Вопрос даже не обсуждался, и мы, помахав группе рукой, вышли в Раменском.
Банька была жаркой, самогон вкусным, картошечка рассыпчатой, огурчики хрустящими. Это тот момент блаженства в деревне, когда всякий раз не жалеешь, что стал ветеринарным врачом.
Утром, хорошо выспавшиеся и слегка похмелившиеся, мы двинулись в Москву. Вдруг в районе Ухтомки ко всем одновременно пришло осознание, что завтра 8 Марта, а наши жены еще без подарков! Надо было срочно исправлять ситуацию.

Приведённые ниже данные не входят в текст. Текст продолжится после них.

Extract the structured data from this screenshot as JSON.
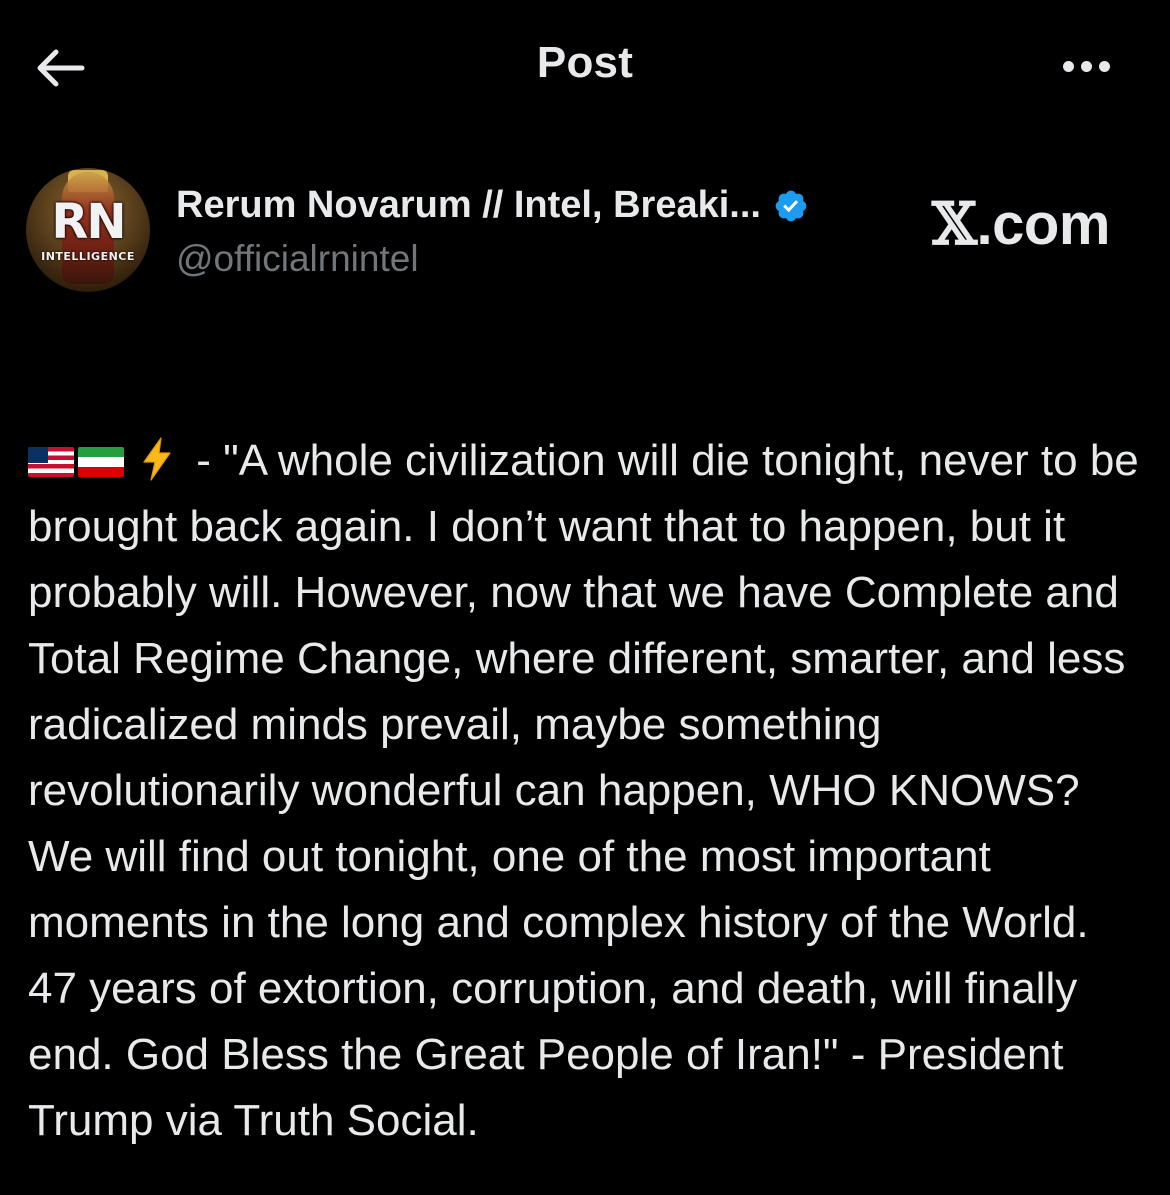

Выйдя на «Ждановской» (так раньше называлась станция «Выхино»), мы решительно двинулись в универмаг «Вешняковский». Надо сказать, что мы представляли собой очень живописную группу. Когда группа уезжала на практику, стояли морозы. Конечно, не такие аномальные, как ныне, аж целых минус пять, а так всего-то примерно минус восемнадцать. Соответственно, и одеты мы были в тулупы, ватные штаны, валенки с калошами, на головах меховые шапки. За три недели в Москве все изменилось – светило солнышко, таяли сугробы, бежали ручейки и просто бурные потоки, блестели лужи, птички чирикали. И по всей этой красоте мы топтались калошами.